That is certainly plausible.
And of course her husband’s story is not the whole story, so his account should be taken with some degree of skepticism.
But the part that really resonated with me and probably many who have experienced similar behavior in relationships is when Calderon said he did not voice his concerns to her family because Patrick was an adult and made her own choices and quote, “I was trying to be a true friend to her and in doing so I lost our marriage, I lost our aspirations, I mean I lost everything.”
No truer words have ever been spoken for those of us who have been there.
You never really know someone unless or until you’re in a relationship with them.
Without going into too much detail, I had similar experiences in a recent long-term relationship.
I never told the person’s family because I thought I was not only being a good partner, but a good friend.
No one outside the relationship would have known.
No one at that person’s place of employment would have known.

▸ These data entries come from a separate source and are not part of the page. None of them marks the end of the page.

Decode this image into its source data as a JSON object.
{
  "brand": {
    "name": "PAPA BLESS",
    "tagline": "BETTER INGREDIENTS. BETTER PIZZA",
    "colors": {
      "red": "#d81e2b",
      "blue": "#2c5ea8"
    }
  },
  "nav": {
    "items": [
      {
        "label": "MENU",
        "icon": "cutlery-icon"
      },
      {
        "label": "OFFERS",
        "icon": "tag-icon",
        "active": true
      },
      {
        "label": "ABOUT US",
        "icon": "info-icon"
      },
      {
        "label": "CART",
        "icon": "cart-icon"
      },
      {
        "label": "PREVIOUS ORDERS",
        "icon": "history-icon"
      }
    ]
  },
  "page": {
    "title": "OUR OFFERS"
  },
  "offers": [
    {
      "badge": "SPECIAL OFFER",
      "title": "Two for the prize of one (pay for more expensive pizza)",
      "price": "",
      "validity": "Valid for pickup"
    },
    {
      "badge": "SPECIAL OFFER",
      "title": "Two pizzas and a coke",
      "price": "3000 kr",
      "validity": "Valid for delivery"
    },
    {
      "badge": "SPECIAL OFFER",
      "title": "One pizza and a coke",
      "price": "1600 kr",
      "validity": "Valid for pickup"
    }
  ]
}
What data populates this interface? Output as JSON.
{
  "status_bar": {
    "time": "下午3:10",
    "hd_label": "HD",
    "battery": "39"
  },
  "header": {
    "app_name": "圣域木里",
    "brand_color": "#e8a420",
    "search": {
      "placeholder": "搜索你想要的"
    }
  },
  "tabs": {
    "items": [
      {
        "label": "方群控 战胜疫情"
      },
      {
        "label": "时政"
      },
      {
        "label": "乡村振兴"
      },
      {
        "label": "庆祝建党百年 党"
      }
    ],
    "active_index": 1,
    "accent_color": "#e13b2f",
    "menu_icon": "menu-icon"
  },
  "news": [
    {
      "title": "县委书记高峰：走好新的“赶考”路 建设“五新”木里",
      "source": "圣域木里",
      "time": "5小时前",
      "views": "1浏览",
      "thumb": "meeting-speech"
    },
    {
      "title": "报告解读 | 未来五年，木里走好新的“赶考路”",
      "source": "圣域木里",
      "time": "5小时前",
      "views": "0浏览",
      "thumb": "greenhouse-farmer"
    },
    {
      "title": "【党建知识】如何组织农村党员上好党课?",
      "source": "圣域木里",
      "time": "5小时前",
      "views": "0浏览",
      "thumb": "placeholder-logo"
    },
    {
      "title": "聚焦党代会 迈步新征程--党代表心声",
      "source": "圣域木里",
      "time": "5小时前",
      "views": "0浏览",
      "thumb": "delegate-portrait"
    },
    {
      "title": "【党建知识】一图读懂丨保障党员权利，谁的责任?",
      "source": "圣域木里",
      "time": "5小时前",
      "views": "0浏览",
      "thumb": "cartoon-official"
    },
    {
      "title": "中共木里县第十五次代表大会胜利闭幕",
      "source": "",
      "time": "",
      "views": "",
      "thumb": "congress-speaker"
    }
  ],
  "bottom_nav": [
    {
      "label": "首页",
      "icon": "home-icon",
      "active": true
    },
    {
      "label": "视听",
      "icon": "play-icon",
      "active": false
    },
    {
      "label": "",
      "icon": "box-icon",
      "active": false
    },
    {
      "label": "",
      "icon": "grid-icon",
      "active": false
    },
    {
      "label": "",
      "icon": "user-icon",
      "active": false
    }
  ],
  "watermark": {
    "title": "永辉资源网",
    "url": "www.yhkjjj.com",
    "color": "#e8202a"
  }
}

People who have mental health issues can be master’s a pulling themselves together in public while torturing the person to whom they are closest.
To this day I’m not sure why.
But what I am sure of is that the stigma of mental health must be addressed.
Suffering is suffering.
Pain is pain; no matter where it emanates- the brain, the psyche, an organ or a limb.
If Teleka Patrick did suffer some mental health issues, the first time her husband experienced it, he should have been able to confide in her loved ones just the same is if she had broken a finger or scraped a knee.
Families must be open to the realities of our time which include our own members having problems in our heads.
Teleka Patrick’s family is now left to try to figure out why she suddenly moved from California to Michigan; why she might have been stalking the famous gospel singer Marvin Sapp who filed a restraining order against her; why she tried to check into a hotel on the night she disappeared when her own home was not far away?
So many unanswered questions except for one that is soon to be answered once an autopsy is done today on a body found in an Indiana lake not from where Teleka Patrick disappeared.
It didn’t have to end this way.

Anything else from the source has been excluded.